Demain, de nouveaux opérateurs ?
Chargé par le premier ministre d’une mission sur la maîtrise du coût du foncier dans les opérations de construction, qui a donné lieu à un rapport, le député Modem Jean-Luc Lagleize a récemment présenté une proposition de loi à l’Assemblée nationale, votée en première lecture, qui prévoit, entre autres solutions, un recours accru à ce système dissociant le foncier du bâti qui commence à émerger. Le texte propose de permettre la création d’offices fonciers libres (OFL) qui auraient la capacité d’acquérir du foncier et de proposer la propriété du bâti via des baux réels solidaires. Bien sûr, le rapport parlementaire propose que ces OFL fassent l’objet d’un encadrement, moindre qu’un OFS toutefois, en imposant que les BRS qu’ils délivrent portent sur des biens à usage de résidence principale lors de l’entrée dans les lieux et que l’acquéreur ne puisse bénéficier que d’un seul BRS. « Par exemple, si l’acquéreur est muté dans une autre ville et doit déménager, il pourra conserver le bail, mais ne pourra pas être titulaire d’un autre BRS à l’endroit où il a été muté », explique le député. Le capital des OFL, s’il constitué en SEM, serait majoritairement public afin d’éviter toute dérive spéculative qui pourrait réduire à néant le marché créé par cet outil.

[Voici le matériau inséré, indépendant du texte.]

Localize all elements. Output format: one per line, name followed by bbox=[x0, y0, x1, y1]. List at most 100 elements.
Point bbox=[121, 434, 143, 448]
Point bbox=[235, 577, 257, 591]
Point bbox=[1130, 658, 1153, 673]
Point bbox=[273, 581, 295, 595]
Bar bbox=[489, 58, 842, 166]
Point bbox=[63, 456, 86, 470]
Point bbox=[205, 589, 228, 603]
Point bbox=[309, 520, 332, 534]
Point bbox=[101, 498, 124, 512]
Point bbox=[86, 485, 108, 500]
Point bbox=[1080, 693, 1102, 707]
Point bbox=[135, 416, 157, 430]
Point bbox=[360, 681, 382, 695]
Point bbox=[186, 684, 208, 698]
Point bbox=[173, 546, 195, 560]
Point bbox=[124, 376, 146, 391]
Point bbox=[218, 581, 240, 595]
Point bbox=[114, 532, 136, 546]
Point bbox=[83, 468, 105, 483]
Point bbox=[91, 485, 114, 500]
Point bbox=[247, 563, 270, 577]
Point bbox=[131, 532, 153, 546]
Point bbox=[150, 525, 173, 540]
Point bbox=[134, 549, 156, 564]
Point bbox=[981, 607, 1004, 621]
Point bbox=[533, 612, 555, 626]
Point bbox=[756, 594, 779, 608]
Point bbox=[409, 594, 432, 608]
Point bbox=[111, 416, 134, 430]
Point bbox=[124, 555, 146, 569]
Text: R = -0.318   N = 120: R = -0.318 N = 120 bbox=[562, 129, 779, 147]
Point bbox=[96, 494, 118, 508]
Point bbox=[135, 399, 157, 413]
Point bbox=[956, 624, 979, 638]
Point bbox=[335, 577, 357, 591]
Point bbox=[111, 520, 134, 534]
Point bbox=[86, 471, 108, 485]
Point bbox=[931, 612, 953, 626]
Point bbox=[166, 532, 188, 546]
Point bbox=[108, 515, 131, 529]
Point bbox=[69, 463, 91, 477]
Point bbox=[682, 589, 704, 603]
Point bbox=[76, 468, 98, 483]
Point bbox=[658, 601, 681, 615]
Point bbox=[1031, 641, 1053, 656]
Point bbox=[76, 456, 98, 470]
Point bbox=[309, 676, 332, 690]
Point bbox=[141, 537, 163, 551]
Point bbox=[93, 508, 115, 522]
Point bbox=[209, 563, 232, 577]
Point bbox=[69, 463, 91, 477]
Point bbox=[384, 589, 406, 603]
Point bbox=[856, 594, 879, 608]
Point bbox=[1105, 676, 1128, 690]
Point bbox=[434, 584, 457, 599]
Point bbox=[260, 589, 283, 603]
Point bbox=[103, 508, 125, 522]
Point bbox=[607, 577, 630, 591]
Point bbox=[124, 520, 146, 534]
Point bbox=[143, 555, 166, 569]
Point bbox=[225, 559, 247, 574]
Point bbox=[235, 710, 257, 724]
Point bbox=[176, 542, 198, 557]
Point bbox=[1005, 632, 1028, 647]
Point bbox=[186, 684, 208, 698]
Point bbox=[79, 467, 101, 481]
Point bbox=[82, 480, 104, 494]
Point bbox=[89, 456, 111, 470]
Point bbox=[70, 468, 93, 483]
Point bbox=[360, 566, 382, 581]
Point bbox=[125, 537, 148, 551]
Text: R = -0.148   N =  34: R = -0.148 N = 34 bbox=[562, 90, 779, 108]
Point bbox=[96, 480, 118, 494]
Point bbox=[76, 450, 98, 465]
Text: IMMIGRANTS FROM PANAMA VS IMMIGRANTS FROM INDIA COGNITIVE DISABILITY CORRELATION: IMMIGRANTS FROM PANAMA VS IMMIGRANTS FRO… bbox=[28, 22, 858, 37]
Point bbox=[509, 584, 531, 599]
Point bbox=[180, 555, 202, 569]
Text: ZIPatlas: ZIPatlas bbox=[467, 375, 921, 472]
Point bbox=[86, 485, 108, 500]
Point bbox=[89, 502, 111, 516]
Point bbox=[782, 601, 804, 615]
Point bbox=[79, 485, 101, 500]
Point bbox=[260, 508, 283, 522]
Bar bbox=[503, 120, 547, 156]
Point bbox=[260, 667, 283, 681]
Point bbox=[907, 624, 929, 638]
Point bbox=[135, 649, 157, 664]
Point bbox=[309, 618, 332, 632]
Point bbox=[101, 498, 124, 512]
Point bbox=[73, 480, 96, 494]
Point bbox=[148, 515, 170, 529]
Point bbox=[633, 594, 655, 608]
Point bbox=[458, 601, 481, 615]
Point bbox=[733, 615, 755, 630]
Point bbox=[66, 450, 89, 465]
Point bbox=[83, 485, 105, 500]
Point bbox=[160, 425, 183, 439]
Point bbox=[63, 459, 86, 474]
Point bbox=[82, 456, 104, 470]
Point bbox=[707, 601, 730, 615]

Ces OFL permettraient également d’étendre le dispositif, non seulement à d’autres catégories de population, mais aussi, à terme, à des biens immobiliers autres que les logements résidentiels comme les commerces ou les bureaux, ce qui pourrait en faciliter l’accession. « La nécessité de créer un outil moins contraint, pour d’autres catégories de populations s’est fait sentir après le succès des OFS », observe le député, qui constate que cette proposition fait consensus tant sur le plan politique que sur le plan économique. « Les acteurs du secteur immobilier y voient un nouveau vecteur d’offre pour une clientèle qui ne peut plus accéder au marché classique » estime-t-il, observant que les OFL n’auraient pas un objectif social au sens classique du terme, mais seraient des outils complémentaires à destination des populations intermédiaires. La Mairie de Paris pourrait également voir un intérêt à la création de ces OFL en plus de l’OFS dont elle vient d’annoncer la naissance.
En attendant que ces dispositions soient adoptées et que ce « nouveau droit de propriété » étende son champ d’application à une catégorie de clientèle intermédiaire qui n’a plus les moyens d’accéder au marché classique, le réseau des organismes de foncier solidaire a annoncé, il y a quelques semaines, la création d’un observatoire afin de garantir la pérennité des valeurs fondatrices du dispositif.